本開示のさらに別の態様もまた、情報出力装置である。この装置は、プログラムを書換可能な電子制御装置と、電子制御装置に電力を供給するとともに、車輪の回転により進行する方向に配置されるライトに電力を供給するバッテリとを備える情報出力装置に搭載可能な情報出力装置であって、電子制御装置における書換に使用すべきプログラムを受けつける受付部と、受付部において受けつけたプログラムにより、電子制御装置における書換を実行するためのバッテリの残量が不足する場合に、バッテリの充電を促すための通知を報知する報知部とを備える。

0065

この態様によると、電子制御装置における書換を実行するためのバッテリの残量が不足する場合に、バッテリの充電を促すための通知を報知するので、バッテリの充電が必要であることを知らせることができる。

0066

以上、本開示を実施例をもとに説明した。
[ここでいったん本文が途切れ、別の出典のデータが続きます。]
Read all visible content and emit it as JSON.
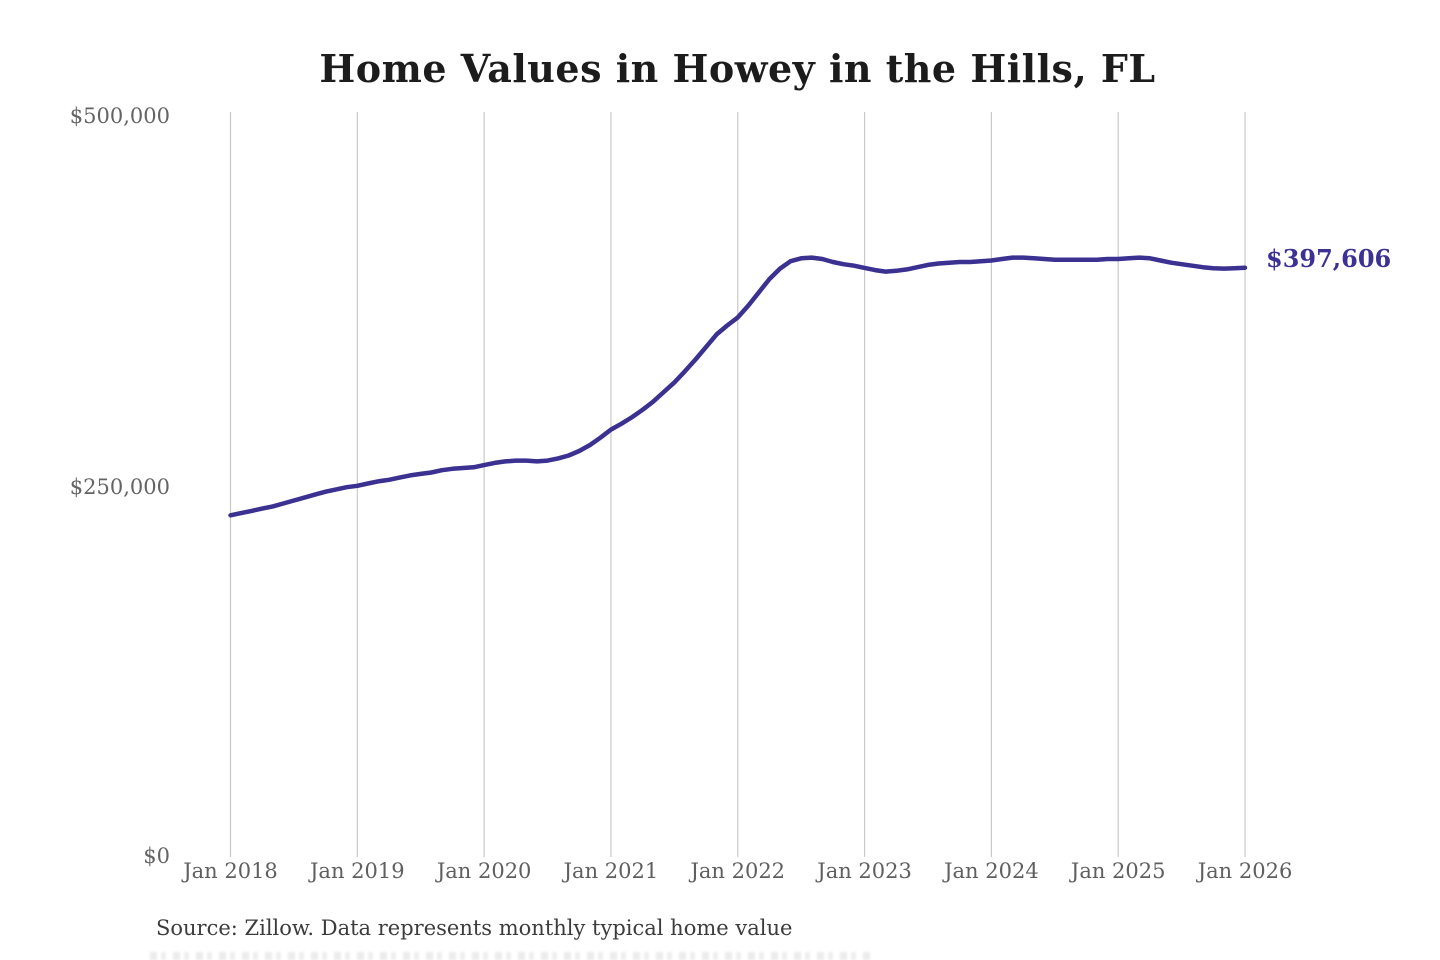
{
  "title": "Home Values in Howey in the Hills, FL",
  "annotation": {
    "final_value_label": "$397,606"
  },
  "source_note": "Source: Zillow. Data represents monthly typical home value",
  "colors": {
    "background": "#ffffff",
    "line": "#3a3191",
    "annotation_text": "#3b3294",
    "gridline": "#c9c9c9",
    "axis_text": "#5f5f5f",
    "title_text": "#1c1c1c",
    "source_text": "#3c3c3c"
  },
  "chart_data": {
    "type": "line",
    "title": "Home Values in Howey in the Hills, FL",
    "xlabel": "",
    "ylabel": "",
    "ylim": [
      0,
      500000
    ],
    "y_tick_labels": [
      "$0",
      "$250,000",
      "$500,000"
    ],
    "y_tick_values": [
      0,
      250000,
      500000
    ],
    "x_tick_labels": [
      "Jan 2018",
      "Jan 2019",
      "Jan 2020",
      "Jan 2021",
      "Jan 2022",
      "Jan 2023",
      "Jan 2024",
      "Jan 2025",
      "Jan 2026"
    ],
    "grid": "vertical-only",
    "legend_position": "none",
    "annotation_at_line_end": "$397,606",
    "series": [
      {
        "name": "Monthly typical home value (USD)",
        "x_start": "2018-01",
        "x_step_months": 1,
        "values": [
          230000,
          231500,
          233000,
          234500,
          236000,
          238000,
          240000,
          242000,
          244000,
          246000,
          247500,
          249000,
          250000,
          251500,
          253000,
          254000,
          255500,
          257000,
          258000,
          259000,
          260500,
          261500,
          262000,
          262500,
          264000,
          265500,
          266500,
          267000,
          267000,
          266500,
          267000,
          268500,
          270500,
          273500,
          277500,
          282500,
          288000,
          292000,
          296500,
          301500,
          307000,
          313500,
          320000,
          327500,
          335500,
          344000,
          352500,
          358500,
          364000,
          372000,
          381000,
          390000,
          397000,
          402000,
          404000,
          404500,
          403500,
          401500,
          400000,
          399000,
          397500,
          396000,
          395000,
          395500,
          396500,
          398000,
          399500,
          400500,
          401000,
          401500,
          401500,
          402000,
          402500,
          403500,
          404500,
          404500,
          404000,
          403500,
          403000,
          403000,
          403000,
          403000,
          403000,
          403500,
          403500,
          404000,
          404500,
          404000,
          402500,
          401000,
          400000,
          399000,
          398000,
          397300,
          397000,
          397300,
          397606
        ],
        "final_value": 397606
      }
    ]
  }
}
この実施例は例示であり、それらの各構成要素あるいは各処理プロセスの組合せにいろいろな変形例が可能なこと、またそうした変形例も本開示の範囲にあることは当業者に理解されるところである。

0067

本実施例において、複数の書換用プログラムにより、複数のECU60の書換が実行される場合が対象とされている。しかしながらこれに限らず例えば、1つの書換用プログラムにより、1つのECU60の書換が実行される場合が対象とされてもよい。その際、書換プログラムにより、ECU60における書換を実行するためのバッテリ20の残量が不足する場合に、バッテリ20の充電を促すための通知が報知されればよい。本変形例によれば、構成の自由度を向上できる。

0068

10前輪、 12後輪、 14ライト、 20バッテリ、 30 BCU、 32メモリ、 34通知装置、 40 GW、 50通信装置、 60 ECU、 100 車両。